Reflections, Self-Portraits and Selfies
Every so often, I look at my website analytics because I'm interested in which photos appeal most to people, and which blog posts are doing well. It turns out that my most-read blog post to date is "On Selfies: The Modern Day Self-Portrait, Female Empowerment & Beauty." I wrote it in 2014, as I was getting more serious about photography and selfie culture was exploding. After seeing this statistic, I almost deleted the post. Was talking about my own selfies more interesting to my readers than seeing my photographic work? Are women more interesting to people when they talk about beauty?
But before I spiraled down a rabbit hole of questions, and pressed 'Delete,' I changed my mind. My thoughts, feelings and anxieties around beauty, vanity, body image, aging and our obsession with youth continue to preoccupy me, as much as I don't want to admit that. Maybe it makes me a 'bad feminist' to think so much about these things, but it's almost impossible not to given the toxic level of messaging around we receive on those issues and the daily pressure to look young and flawless.
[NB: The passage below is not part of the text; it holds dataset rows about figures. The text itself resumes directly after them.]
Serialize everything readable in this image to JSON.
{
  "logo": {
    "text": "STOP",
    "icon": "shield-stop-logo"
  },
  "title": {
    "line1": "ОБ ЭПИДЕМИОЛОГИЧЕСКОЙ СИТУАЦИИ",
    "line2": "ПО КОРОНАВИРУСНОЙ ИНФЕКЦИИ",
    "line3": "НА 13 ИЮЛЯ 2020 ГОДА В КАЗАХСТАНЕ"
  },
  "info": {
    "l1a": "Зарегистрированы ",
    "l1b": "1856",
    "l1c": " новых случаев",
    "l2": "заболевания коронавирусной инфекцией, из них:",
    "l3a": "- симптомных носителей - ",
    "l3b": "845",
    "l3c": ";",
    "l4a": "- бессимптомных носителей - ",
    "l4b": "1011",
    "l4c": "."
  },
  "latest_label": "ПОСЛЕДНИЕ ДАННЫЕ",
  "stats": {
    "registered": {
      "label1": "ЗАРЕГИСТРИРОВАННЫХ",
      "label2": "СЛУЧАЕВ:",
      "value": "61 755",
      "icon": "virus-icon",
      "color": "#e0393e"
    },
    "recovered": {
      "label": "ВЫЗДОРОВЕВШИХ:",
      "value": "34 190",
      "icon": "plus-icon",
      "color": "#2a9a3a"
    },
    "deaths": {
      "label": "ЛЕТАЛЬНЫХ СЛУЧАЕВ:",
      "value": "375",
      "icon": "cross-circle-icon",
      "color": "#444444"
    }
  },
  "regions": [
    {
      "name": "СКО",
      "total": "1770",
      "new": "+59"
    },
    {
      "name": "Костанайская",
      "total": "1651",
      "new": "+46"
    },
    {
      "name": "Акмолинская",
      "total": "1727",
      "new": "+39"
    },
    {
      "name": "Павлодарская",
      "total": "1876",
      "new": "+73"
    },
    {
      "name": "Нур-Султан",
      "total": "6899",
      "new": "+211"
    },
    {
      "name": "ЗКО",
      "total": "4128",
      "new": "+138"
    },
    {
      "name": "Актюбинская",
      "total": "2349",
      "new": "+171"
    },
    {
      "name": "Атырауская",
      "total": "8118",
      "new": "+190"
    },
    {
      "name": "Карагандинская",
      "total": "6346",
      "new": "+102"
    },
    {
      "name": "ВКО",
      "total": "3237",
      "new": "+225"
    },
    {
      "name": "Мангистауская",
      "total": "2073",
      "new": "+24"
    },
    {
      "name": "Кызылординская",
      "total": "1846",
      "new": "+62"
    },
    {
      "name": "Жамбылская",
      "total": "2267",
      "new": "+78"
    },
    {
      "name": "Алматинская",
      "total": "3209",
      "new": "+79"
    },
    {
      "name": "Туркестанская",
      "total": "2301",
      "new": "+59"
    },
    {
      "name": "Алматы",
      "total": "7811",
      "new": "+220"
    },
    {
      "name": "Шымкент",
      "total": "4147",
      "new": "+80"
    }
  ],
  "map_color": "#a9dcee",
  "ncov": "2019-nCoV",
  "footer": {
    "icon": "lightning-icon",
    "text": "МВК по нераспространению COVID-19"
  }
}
I'm turning 35 in a few weeks, and I can say that I have earned my face, for better or worse. Sun, stress, late nights, too much wine, much laughter, tears, teenage acne, bouts of insomnia. It's all there. Embarking on my Reflected project using mirrors hasn't helped, as I inevitably catch glimpses of myself that I don't like and immediately put down the mirror. But I try to fight my harsh criticisms, as I remember there is an entire industry built upon women's insecurities and self-loathing, and I don't want to give into that. So I'll leave up my post about selfies, I'll continue to project with mirrors, and I'll work hard on being kinder to myself.